Trafficking of dietary fat and resistance to obesity

Abstract

The task of maintaining energy balance involves not only making sure that the number of calories ingested equals the number of calories burned but also involves ensuring nutrient balance. This means that over time, the quantity of carbohydrate, fat and protein consumed equals the amount of each oxidized. While the body has the ability to convert protein to carbohydrate and carbohydrate to fat, over long periods of time the body establishes nutrient balance with a high degree of accuracy storing excess nutrients as fat. To make decisions about food intake, the brain must assimilate information about the quantity of nutrients ingested and their disposition through the body over time. This is a very complex time ordered process as different tissues may be in different states of energy balance at different intervals following food ingestion. The fundamental task for the brain is to assess the influx of nutrients relative to stored pools of those nutrients and the rate at which they are being oxidized. It has been suggested that this task is particularly difficult for dietary fat because the stored pool of lipid is quite large compared to either the stored pools of carbohydrate and protein or the quantity of fat ingested per day. It is clear that some organisms resist weight gain even in the face of highly palatable diets.
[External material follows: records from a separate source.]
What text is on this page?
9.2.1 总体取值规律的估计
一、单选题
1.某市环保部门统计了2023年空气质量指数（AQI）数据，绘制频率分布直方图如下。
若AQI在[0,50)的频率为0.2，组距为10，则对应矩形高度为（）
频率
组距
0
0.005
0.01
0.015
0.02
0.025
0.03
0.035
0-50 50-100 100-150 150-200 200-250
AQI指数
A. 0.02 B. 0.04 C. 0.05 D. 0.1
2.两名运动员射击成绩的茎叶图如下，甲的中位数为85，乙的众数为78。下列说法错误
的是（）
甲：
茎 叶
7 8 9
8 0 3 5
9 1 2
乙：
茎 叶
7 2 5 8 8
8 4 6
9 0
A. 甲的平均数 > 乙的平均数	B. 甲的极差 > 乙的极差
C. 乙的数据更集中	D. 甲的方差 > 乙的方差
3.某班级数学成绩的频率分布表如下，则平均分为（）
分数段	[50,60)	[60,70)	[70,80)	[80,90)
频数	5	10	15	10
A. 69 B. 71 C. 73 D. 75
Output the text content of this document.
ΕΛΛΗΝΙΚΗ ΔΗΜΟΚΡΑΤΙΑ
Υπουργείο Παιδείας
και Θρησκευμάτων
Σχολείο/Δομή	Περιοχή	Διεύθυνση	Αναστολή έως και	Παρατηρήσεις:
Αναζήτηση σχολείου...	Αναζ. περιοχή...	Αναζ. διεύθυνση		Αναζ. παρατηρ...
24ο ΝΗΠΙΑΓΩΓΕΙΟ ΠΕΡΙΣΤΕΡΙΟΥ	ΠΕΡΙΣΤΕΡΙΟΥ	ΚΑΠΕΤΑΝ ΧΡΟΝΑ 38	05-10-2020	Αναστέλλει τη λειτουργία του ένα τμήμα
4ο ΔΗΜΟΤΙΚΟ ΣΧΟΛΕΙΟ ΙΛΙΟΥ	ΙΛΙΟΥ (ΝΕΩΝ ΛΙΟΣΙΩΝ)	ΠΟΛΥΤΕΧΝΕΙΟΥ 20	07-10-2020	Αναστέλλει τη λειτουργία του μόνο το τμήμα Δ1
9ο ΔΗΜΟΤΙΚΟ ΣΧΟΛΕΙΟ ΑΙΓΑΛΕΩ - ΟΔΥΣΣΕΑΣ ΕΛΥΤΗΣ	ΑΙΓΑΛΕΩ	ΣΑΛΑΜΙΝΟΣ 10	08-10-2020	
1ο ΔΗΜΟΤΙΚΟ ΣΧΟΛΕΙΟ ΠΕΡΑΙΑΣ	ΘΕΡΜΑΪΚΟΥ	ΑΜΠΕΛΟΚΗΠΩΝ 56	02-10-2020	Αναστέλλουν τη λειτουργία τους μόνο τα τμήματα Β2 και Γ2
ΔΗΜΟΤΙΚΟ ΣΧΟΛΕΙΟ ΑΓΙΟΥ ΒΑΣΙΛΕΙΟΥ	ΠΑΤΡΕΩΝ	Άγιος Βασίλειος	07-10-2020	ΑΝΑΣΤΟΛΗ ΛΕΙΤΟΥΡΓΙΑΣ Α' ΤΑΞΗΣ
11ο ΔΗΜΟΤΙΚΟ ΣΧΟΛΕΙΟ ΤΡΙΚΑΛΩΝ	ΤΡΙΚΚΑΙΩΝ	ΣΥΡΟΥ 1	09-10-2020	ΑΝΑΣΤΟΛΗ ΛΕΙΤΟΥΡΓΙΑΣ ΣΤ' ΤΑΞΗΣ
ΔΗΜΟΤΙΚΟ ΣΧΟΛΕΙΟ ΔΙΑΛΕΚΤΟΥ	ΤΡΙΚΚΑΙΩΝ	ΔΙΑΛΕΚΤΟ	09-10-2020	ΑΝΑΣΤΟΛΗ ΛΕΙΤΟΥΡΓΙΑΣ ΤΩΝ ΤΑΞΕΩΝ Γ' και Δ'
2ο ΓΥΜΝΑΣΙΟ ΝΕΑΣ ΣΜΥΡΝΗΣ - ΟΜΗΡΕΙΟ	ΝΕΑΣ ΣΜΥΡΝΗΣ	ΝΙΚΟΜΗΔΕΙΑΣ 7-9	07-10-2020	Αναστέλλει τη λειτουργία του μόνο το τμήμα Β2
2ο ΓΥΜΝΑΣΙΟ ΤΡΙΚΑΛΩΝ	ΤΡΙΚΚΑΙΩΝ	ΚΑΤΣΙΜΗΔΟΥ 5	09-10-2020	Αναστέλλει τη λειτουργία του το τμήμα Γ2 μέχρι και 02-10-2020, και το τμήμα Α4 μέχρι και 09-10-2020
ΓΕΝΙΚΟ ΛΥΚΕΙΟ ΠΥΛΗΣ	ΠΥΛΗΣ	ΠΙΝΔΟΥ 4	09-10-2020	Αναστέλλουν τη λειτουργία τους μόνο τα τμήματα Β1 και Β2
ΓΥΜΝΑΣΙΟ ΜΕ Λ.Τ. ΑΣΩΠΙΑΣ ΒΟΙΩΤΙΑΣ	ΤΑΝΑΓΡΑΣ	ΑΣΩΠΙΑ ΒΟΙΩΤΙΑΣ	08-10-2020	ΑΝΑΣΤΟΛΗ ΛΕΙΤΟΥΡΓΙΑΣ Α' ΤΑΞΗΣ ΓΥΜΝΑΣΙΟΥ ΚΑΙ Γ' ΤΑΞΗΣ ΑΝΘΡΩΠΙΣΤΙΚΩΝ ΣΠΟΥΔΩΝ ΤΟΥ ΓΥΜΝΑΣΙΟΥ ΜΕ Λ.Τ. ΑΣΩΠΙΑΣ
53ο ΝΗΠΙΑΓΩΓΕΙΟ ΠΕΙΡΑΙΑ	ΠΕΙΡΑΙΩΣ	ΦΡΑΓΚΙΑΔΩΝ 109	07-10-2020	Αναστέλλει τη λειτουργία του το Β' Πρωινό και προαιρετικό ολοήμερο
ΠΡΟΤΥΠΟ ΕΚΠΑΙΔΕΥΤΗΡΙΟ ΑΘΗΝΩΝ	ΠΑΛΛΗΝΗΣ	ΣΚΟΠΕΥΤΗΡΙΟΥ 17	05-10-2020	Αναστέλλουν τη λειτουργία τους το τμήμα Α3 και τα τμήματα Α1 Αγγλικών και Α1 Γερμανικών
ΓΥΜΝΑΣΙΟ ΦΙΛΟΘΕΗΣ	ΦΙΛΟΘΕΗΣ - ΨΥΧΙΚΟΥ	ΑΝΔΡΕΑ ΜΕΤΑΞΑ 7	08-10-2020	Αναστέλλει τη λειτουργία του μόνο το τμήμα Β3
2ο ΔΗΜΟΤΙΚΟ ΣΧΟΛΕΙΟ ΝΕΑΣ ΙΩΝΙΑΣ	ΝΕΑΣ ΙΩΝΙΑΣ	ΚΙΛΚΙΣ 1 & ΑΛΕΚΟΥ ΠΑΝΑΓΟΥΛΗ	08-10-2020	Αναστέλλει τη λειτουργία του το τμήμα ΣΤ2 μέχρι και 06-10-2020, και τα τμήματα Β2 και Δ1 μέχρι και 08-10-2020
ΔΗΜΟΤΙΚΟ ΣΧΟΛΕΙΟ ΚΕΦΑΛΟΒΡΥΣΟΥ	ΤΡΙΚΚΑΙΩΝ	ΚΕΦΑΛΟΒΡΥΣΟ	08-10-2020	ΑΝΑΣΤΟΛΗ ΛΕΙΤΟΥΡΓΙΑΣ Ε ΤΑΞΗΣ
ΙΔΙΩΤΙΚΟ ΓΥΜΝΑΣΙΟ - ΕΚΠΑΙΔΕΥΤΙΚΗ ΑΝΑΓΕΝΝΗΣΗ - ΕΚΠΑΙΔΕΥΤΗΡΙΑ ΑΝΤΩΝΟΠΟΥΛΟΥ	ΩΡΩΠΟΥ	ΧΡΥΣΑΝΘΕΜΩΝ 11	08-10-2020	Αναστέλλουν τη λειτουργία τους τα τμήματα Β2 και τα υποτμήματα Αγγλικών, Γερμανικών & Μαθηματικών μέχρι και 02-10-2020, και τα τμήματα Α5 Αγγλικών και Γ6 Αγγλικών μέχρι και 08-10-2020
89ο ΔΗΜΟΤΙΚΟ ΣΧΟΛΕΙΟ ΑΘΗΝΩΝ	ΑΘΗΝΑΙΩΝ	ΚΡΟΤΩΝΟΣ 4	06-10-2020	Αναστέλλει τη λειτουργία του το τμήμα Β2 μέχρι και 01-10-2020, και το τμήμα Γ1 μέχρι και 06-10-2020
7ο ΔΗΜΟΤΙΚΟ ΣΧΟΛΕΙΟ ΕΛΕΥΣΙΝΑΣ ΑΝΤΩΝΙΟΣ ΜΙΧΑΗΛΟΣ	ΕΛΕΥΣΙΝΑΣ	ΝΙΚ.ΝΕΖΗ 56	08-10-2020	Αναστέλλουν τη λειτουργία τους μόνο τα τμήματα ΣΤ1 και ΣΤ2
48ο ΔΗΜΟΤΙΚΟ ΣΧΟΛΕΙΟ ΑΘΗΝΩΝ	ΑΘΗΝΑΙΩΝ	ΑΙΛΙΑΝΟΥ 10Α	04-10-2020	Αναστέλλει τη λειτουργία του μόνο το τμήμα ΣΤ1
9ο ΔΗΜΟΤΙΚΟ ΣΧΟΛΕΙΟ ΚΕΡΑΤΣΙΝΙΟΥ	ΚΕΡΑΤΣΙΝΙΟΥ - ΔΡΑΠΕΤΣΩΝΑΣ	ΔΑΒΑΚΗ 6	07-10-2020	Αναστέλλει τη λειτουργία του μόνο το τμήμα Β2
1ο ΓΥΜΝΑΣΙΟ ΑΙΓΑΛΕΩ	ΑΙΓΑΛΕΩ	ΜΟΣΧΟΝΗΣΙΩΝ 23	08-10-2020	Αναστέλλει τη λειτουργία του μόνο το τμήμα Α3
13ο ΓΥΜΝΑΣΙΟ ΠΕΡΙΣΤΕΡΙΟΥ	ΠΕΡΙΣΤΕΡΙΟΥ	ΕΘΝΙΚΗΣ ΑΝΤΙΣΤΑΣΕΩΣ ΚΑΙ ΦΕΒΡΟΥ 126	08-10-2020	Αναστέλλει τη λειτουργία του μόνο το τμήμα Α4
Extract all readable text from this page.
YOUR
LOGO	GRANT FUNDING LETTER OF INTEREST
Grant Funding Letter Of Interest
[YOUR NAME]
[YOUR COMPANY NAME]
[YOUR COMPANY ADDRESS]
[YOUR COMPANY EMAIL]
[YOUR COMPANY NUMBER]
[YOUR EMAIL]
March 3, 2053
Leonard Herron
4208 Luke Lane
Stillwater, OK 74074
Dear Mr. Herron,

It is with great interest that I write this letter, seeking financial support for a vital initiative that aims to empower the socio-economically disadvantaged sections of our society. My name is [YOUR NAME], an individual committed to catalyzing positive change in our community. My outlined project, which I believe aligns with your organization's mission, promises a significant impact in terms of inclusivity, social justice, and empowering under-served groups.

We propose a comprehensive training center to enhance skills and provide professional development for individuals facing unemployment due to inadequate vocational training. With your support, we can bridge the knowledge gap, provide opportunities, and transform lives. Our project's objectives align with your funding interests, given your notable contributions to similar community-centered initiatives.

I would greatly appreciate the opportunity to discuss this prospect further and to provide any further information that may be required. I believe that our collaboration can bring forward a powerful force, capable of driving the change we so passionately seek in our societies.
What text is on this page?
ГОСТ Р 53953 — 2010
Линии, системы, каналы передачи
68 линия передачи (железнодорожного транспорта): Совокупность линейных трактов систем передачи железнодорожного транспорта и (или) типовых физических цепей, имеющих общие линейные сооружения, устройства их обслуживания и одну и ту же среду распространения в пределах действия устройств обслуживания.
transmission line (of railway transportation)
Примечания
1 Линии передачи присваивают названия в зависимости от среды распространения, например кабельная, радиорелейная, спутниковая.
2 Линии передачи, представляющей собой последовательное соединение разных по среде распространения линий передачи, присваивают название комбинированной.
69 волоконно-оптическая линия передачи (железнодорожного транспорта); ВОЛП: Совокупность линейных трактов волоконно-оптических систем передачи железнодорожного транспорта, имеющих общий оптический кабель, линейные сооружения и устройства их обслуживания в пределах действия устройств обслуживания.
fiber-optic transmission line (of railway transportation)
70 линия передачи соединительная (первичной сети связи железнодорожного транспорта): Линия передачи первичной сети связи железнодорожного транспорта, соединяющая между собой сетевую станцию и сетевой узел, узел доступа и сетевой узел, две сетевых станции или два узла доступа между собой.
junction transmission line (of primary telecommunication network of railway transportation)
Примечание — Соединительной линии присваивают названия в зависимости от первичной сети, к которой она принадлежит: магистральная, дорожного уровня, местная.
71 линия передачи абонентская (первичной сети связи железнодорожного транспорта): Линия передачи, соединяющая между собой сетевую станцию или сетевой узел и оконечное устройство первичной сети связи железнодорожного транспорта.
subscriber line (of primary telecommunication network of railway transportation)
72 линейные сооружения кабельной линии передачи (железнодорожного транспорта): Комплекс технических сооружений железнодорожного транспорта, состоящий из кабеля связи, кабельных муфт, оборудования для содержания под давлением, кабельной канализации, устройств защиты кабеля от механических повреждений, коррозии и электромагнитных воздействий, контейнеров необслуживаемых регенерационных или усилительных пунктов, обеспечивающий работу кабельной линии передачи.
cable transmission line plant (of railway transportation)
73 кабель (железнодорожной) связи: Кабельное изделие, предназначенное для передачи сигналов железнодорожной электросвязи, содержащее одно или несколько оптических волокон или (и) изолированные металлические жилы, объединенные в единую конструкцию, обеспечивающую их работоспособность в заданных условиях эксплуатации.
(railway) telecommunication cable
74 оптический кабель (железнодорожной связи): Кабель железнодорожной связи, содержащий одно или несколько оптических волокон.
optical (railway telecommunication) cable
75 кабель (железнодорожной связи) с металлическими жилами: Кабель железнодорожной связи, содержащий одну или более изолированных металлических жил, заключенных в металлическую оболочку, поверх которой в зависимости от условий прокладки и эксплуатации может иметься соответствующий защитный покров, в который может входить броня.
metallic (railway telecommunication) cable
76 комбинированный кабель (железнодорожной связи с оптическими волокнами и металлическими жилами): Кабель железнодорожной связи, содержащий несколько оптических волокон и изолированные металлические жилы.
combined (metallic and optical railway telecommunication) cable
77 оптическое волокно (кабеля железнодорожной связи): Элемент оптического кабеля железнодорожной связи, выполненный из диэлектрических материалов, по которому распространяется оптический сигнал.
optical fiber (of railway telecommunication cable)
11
In fact most individuals eat less on any given day than they could given their maximal capacity for consumption. A central question then is: what restrains food intake in the setting of widely available highly palatable food? In this paper we will discuss the evidence that the movement of dietary fat between tissues may play an important role in the fidelity of nutrient sensing and as a result, resistance or susceptibility to obesity. In particular, the relative metabolism of dietary fat favoring oxidation over storage may be associated with more robust signaling of positive energy balance and resistance to dietary induced obesity in both humans and rats.

Figure 1

Oxidation of Dietary Fat in Lean, Obese and Reduced Obese Zucker Rats. The oxidation of an oleic acid tracer placed in a test meal over the 6 hours following the meal was determined from the appearance of ¹⁴CO₂ (previously published in ref. 4).

Figure 2

Tissue distribution of a dietary fat tracer in Adipose Tissue (AT), Skeletal Muscle (SM), Serum (Se), Liver (Li) and Gastrointestinal tract (GI) in previously fasted lean male Sprague Dawley rats. A test meal containing 14C oleate was administered at time 0 and the metabolic fate followed over 30 days. Each point represents data from 4–6 rats (previously published in ref. 5).

Figure 3

The tissue distribution of a dietary oleate tracer in the 10 days following the administration of a test meal in either the fasted (panel A) or previously fed (panel B) states (previously published in ref. 6).

Figure 4

The oxidation of dietary Linolenic, Oleic and Stearic acid tracers placed in a test meal administered to male Sprague Dawley rats that were previously either fasted (panel A) or Fed (panel B) (previously published in ref. 6).

Figure 5

The oxidation of a dietary fat tracer in male and female Obesity Prone (OP) and Obesity Resistant (OR) rats consuming a high carbohydrate Chow diet (panel A) and 5 days after the introduction of a high fat diet (HFD) (panel B) (previously published in ref. 29)

Figure 6

The effects of overfeeding on hunger as measured with visual analogue scores (VAS) in thin (OR) subjects and reduced obese (OP) subjects. Hunger was measured with VAS on a PDA before Breakfast (B), Lunch (L) and Dinner (D) during a 3 day baseline eucaloric period and for 3 days during which subjects were overfed 50% above basal energy needs (previously published in ref. 13)

Figure 7

Regional brain activation by fMRI in response to visual food stimuli of high hedonic value in thin (OR) subjects consuming a eucaloric diet. The results demonstrate significant activation of the inferior visual cortex, and hypothalamus.

Figure 8

Regional brain activation by fMRI in response to visual food stimuli of high hedonic value in thin (OR) subjects following 2 days of overfeeding at 30% above basal energy requirements. The results demonstrate a marked attenuation of the stimulation seen in a eucaloric state (these results were previously published in ref. 14).